Lasso and Elastic Net

Ridge Review

What are we minimizing with Ridge Regression?

What is the resulting estimate for \(\hat\beta_{ridge}\)?

\(\hat\beta_{ridge} = (\mathbf{X}^{T}\mathbf{X}+\lambda\mathbf{I})^{-1}\mathbf{X}^T\mathbf{y}\)

Why is this useful?

How is \(\lambda\) determined?

\[RSS + \lambda\sum_{j=1}^p\beta_j^2\]

What is the bias-variance trade-off?

Will have increased bias (compared to least squares)
Does not really help with variable selection (all variables are included in some regard, even if their \(\beta\) coefficients are really small)

The lasso is similar to ridge, but it actually drives some \(\beta\) coefficients to 0! (So it helps with variable selection)
\(RSS + \lambda\sum_{j=1}^p|\beta_j|\)
We say lasso uses an \(\ell_1\) penalty, ridge uses an \(\ell_2\) penalty
\(||\beta||_1=\sum|\beta_j|\)
\(||\beta||_2=\sum\beta_j^2\)

Like Ridge regression, lasso shrinks the coefficients towards 0
In lasso, the \(\ell_1\) penalty forces some of the coefficient estimates to be exactly zero when the tuning parameter \(\lambda\) is sufficiently large
Therefore, lasso can be used for variable selection
The lasso can help create smaller, simplier models
Choosing \(\lambda\) again is done via cross-validation

Can be used when \(p > n\)
Can be used to help with multicollinearity
Will decrease variance (as \(\lambda \rightarrow \infty\) )
Can be used for variable selection, since it will make some \(\beta\) coefficients exactly 0

Neither Ridge nor lasso will universally dominate
Cross-validation can also be used to determine which method (Ridge or lasso) should be used
Cross-validation is also used to select \(\lambda\) in either method.

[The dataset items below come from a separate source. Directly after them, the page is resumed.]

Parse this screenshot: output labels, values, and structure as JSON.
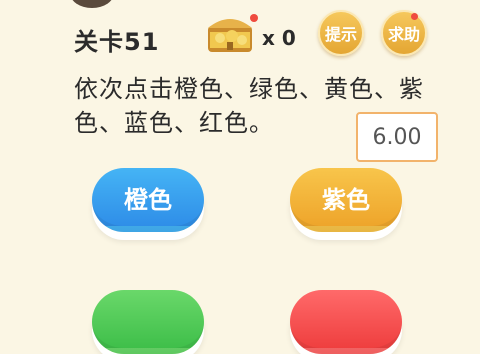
{
  "header": {
    "level_label": "关卡51",
    "chest_icon": "treasure-chest-icon",
    "chest_count": "x 0",
    "hint_label": "提示",
    "help_label": "求助"
  },
  "instruction": "依次点击橙色、绿色、黄色、紫色、蓝色、红色。",
  "timer": "6.00",
  "color_buttons": [
    {
      "label": "橙色",
      "color": "#3a9ff0"
    },
    {
      "label": "紫色",
      "color": "#f2b23c"
    }
  ],
  "partial_buttons": [
    {
      "color": "#52cc52"
    },
    {
      "color": "#f24d4d"
    }
  ]
}
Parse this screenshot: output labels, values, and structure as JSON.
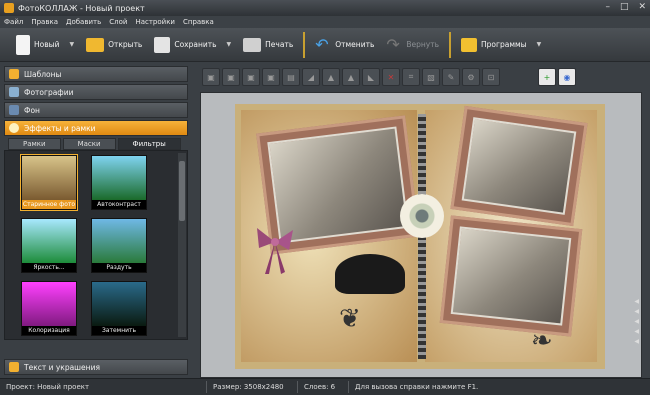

You choose the \(\lambda\) value for which the cross-validation model is the smallest

What is the \(\ell_1\) part of the penalty?

What is the \(\ell_2\) part of the penalty

\[RSS + \lambda_1\sum_{j=1}^p\beta^2_j+\lambda_2\sum_{j=1}^p|\beta_j|\]

When will this be equivalent to Ridge Regression?

\[RSS + \lambda_1\sum_{j=1}^p\beta^2_j+\lambda_2\sum_{j=1}^p|\beta_j|\]

When will this be equivalent to Lasso?

\[RSS + \lambda_1\sum_{j=1}^p\beta^2_j+\lambda_2\sum_{j=1}^p|\beta_j|\]

The \(\ell_1\) part of the penalty will generate a sparse model (shrink some \(\beta\) coefficients to exactly 0)
The \(\ell_2\) part of the penalty removes the limitation on the number of variables selected (can be \(>n\) now)

How do you think \(\lambda_1\) and \(\lambda_2\) are chosen?